I paddled on, noticing changes—how a tiny foothold of a building on a northside lot had now become a cabin; how the island wore a beautiful necklace of woody debris in tan and gray, less visible at high water; how the leaden skies intensify the color of young Douglas fir trees born of fire.

To shorten the distance, I paddled off shore and did not go into Skeeko Bay but headed for the rocky point that marks its western entrance. In the distance I saw something strange, something in the water, something moving. I kept my eye on this spot as I closed the distance: a herd of 6 mule deer had walked out into the lake on the gravel that accumulates in this area. They waded up to their bellies and even their ribs, occasionally dipping their heads for a drink, if not a wash. They, too, were taking advantage of a gentle day. They, too, knew this spot where they could be in the lake not just on its margins. Because these deer are unaccustomed to predators, they let me approach, but they eventually turned and shook themselves off like dogs, something I had never seen before. I tried to get past the gate of the passcode on my phone so I could take a picture of this unusual behavior, but the thick neoprene would not allow me to get inside the phone. I considered pulling off the tight glove, but knowing how hard it would be to put it back on, I chose safety over a photograph and filed the image in my memory.

I settled back into the process of stroking for shore when I heard the deep thrum of the boat that followed me into Osprey Cove. The men kindly circled me at a distance, something weekend boaters never do. I appreciated the wide birth and enjoyed the huge rolling swells from their wake that lifted me several feet in the air and then set me gently back down.

The whole day the sun never showed itself, but in the south, down near the low topography of Big Arm, more light appeared beneath the heaviest clouds. It cast an orange glow on the water and combined with the shadows on the back side of little waves to create what seemed like a genetic code of light and shadow, a glimmering bar code of horizontal orange and gray dashes. I had never seen such light. This was the gift I had not expected.

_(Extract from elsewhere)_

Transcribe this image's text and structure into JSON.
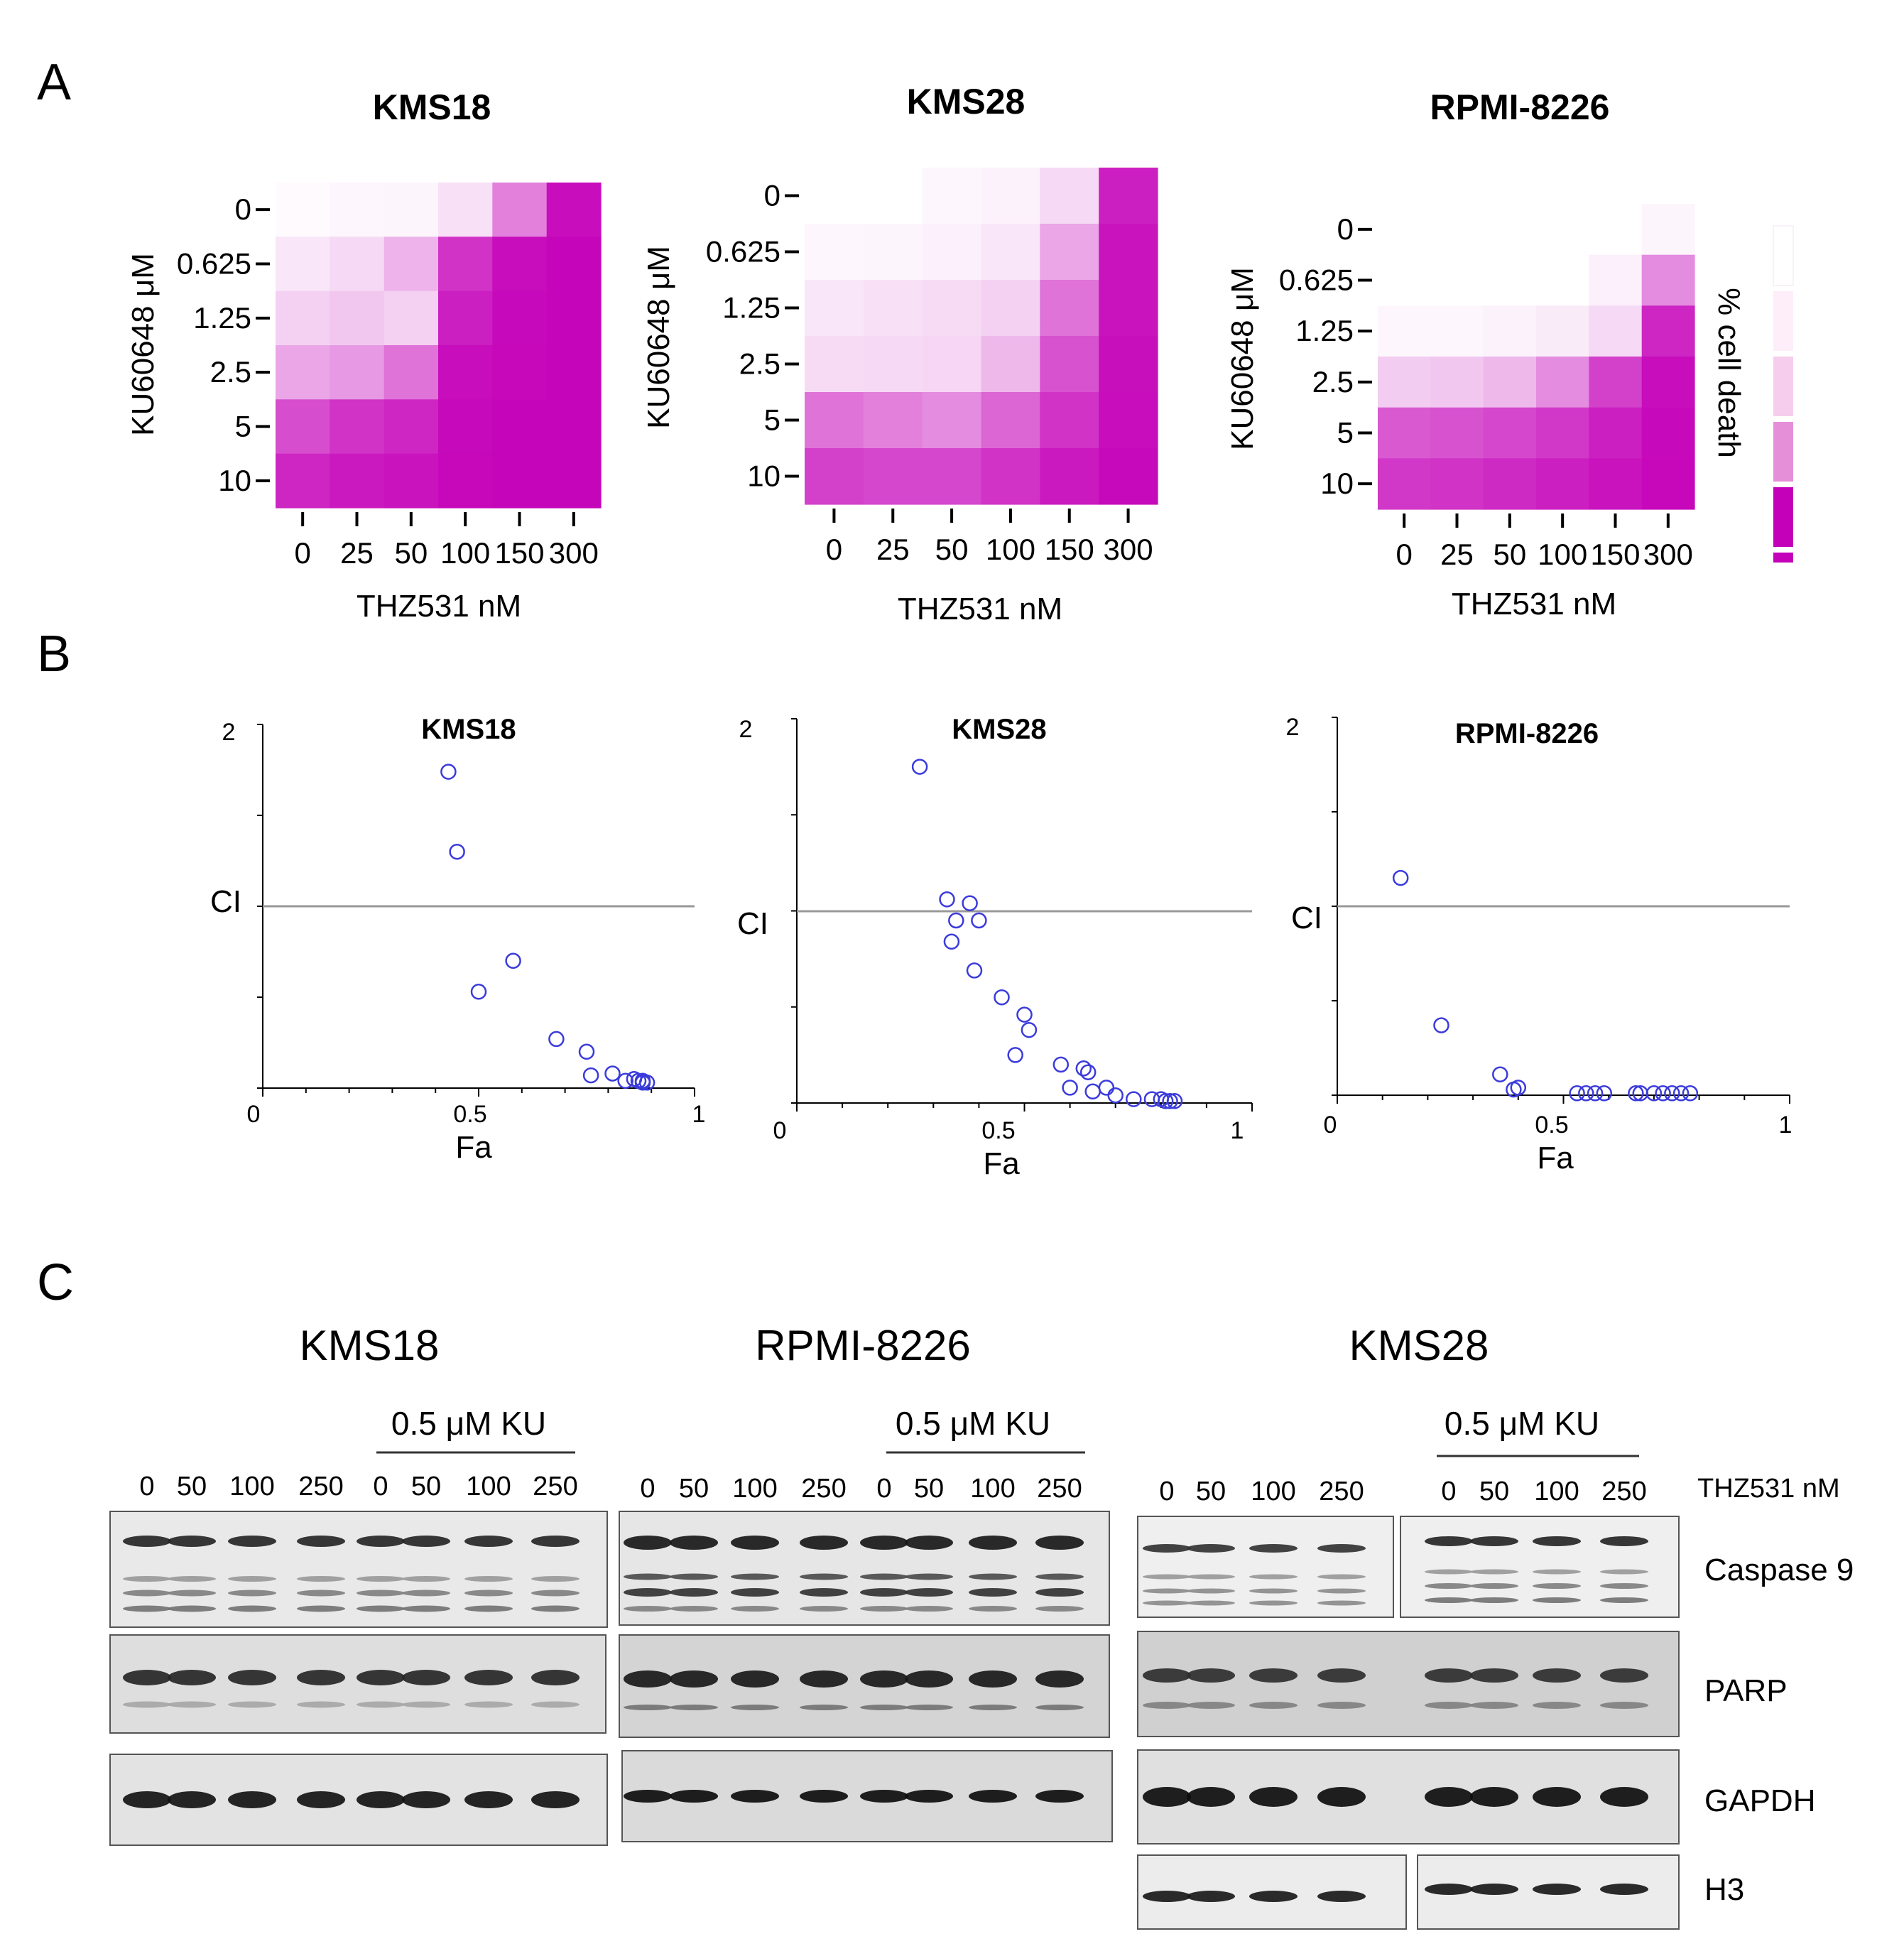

In the way that climbers reach a summit by permission of the mountain, I had been granted permission by the lake to enjoy its gifts in mid to late November. I had nothing to tuck under a hatch or stow in a dry bag, only the gifts of transience, a big vessel passing at a respectful distance, its engine strangely comforting, light and shadow, the remains of life beneath a towering tree, the memory of deer moving out along a gravel bar far from shore. This was more than enough to carry me through winter.